** charts before earnings **
** charts after earnings **
GameStop misses by $0.10, misses on revs; guides FY20 EPS below consensus, lowers comps guidance; outlines core tenets of new strategic plan
Reports Q2 (Jul) loss of $0.32 per share, excluding non-recurring items, $0.10 worse than the S&P Capital IQ Consensus of ($0.22); revenues fell 14.3% year/year to $1.29 bln vs the $1.34 bln S&P Capital IQ Consensus with consolidated comparable store sales decrease of 11.6%.
Co issues downside guidance for FY20 EPS of $1.15-1.30, excluding non-recurring items, vs. $1.57 S&P Capital IQ Consensus; Comps decline in the low teens (prior guidance was for decline of 5-10%).

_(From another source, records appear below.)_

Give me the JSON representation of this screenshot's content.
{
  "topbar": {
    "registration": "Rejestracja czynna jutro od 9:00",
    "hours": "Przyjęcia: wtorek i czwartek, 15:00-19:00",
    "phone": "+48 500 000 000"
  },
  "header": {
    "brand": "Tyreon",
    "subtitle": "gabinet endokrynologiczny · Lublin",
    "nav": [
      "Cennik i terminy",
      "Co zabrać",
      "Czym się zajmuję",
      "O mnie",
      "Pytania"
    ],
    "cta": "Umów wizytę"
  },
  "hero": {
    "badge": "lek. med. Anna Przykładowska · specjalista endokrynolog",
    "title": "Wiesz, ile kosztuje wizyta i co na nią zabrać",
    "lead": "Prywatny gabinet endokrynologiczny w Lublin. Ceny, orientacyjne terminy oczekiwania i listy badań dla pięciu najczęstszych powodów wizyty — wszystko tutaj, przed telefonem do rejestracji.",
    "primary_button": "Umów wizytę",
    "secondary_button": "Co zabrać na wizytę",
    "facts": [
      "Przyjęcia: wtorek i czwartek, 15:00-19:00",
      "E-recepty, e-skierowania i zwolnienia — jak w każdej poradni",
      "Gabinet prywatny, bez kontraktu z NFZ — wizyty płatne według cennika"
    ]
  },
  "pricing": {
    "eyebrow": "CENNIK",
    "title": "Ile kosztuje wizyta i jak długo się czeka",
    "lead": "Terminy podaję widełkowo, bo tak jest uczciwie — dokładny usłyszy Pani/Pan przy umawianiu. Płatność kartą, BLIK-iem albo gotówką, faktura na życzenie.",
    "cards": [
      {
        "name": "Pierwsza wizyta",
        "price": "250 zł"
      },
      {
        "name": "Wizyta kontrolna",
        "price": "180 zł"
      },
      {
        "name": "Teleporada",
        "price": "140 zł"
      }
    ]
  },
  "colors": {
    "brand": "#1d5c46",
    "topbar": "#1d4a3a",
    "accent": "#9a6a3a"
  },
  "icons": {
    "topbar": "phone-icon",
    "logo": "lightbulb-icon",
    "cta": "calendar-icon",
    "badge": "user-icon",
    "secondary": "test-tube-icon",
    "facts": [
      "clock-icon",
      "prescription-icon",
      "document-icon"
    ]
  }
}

As previously announced, GameStop is currently implementing a cost-savings and operating profit improvement initiative - now expects to achieve annualized operating profit improvement in excess of $200 million, an increase from its initial estimate of ~$100 million.

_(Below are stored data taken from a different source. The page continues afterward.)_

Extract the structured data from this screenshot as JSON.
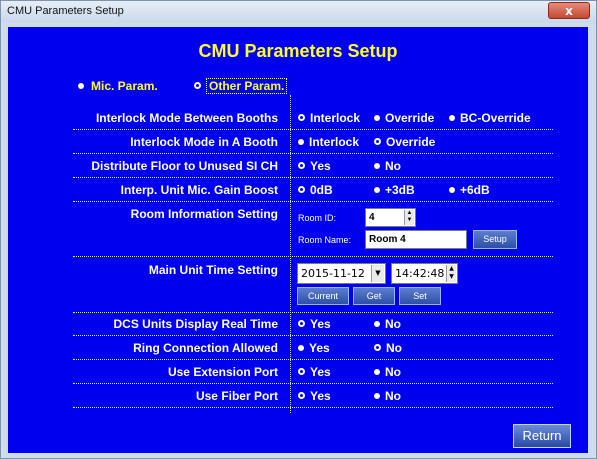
{
  "window": {
    "title": "CMU Parameters Setup",
    "close_glyph": "x"
  },
  "heading": "CMU Parameters Setup",
  "tabs": [
    {
      "label": "Mic. Param.",
      "selected": false
    },
    {
      "label": "Other Param.",
      "selected": true
    }
  ],
  "rows": {
    "interlock_between": {
      "label": "Interlock Mode Between Booths",
      "options": [
        "Interlock",
        "Override",
        "BC-Override"
      ],
      "selected": "Interlock"
    },
    "interlock_in": {
      "label": "Interlock Mode in A Booth",
      "options": [
        "Interlock",
        "Override"
      ],
      "selected": "Override"
    },
    "distribute": {
      "label": "Distribute Floor to Unused SI CH",
      "options": [
        "Yes",
        "No"
      ],
      "selected": "Yes"
    },
    "gain": {
      "label": "Interp. Unit Mic. Gain Boost",
      "options": [
        "0dB",
        "+3dB",
        "+6dB"
      ],
      "selected": "0dB"
    },
    "room": {
      "label": "Room Information Setting",
      "id_label": "Room ID:",
      "id_value": "4",
      "name_label": "Room Name:",
      "name_value": "Room 4",
      "setup_label": "Setup"
    },
    "time": {
      "label": "Main Unit Time Setting",
      "date": "2015-11-12",
      "time": "14:42:48",
      "buttons": [
        "Current",
        "Get",
        "Set"
      ]
    },
    "dcs": {
      "label": "DCS Units Display Real Time",
      "options": [
        "Yes",
        "No"
      ],
      "selected": "Yes"
    },
    "ring": {
      "label": "Ring Connection Allowed",
      "options": [
        "Yes",
        "No"
      ],
      "selected": "No"
    },
    "ext": {
      "label": "Use Extension Port",
      "options": [
        "Yes",
        "No"
      ],
      "selected": "Yes"
    },
    "fiber": {
      "label": "Use Fiber Port",
      "options": [
        "Yes",
        "No"
      ],
      "selected": "Yes"
    }
  },
  "return_label": "Return",
  "colors": {
    "background": "#0000ee",
    "heading": "#ffff33",
    "text": "#ffffff"
  }
}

Also introduced the core tenets of its GameStop Reboot strategic plan for the future. The four pillars to the strategic plan include: Optimize the core business by improving efficiency and effectiveness across the organization, including cost restructuring, inventory management optimization, adding and growing high margin product categories, and rationalizing the global store base. Create the social and cultural hub of gaming across the GameStop platform by testing and improving existing core assets including the store experience, knowledgeable associates and the PowerUp Rewards loyalty program. Build digital capabilities, including the recent relaunch of GameStop.com. Transform vendor and partner relationships to unlock additional high-margin revenue streams and optimize the lifetime value of every customer.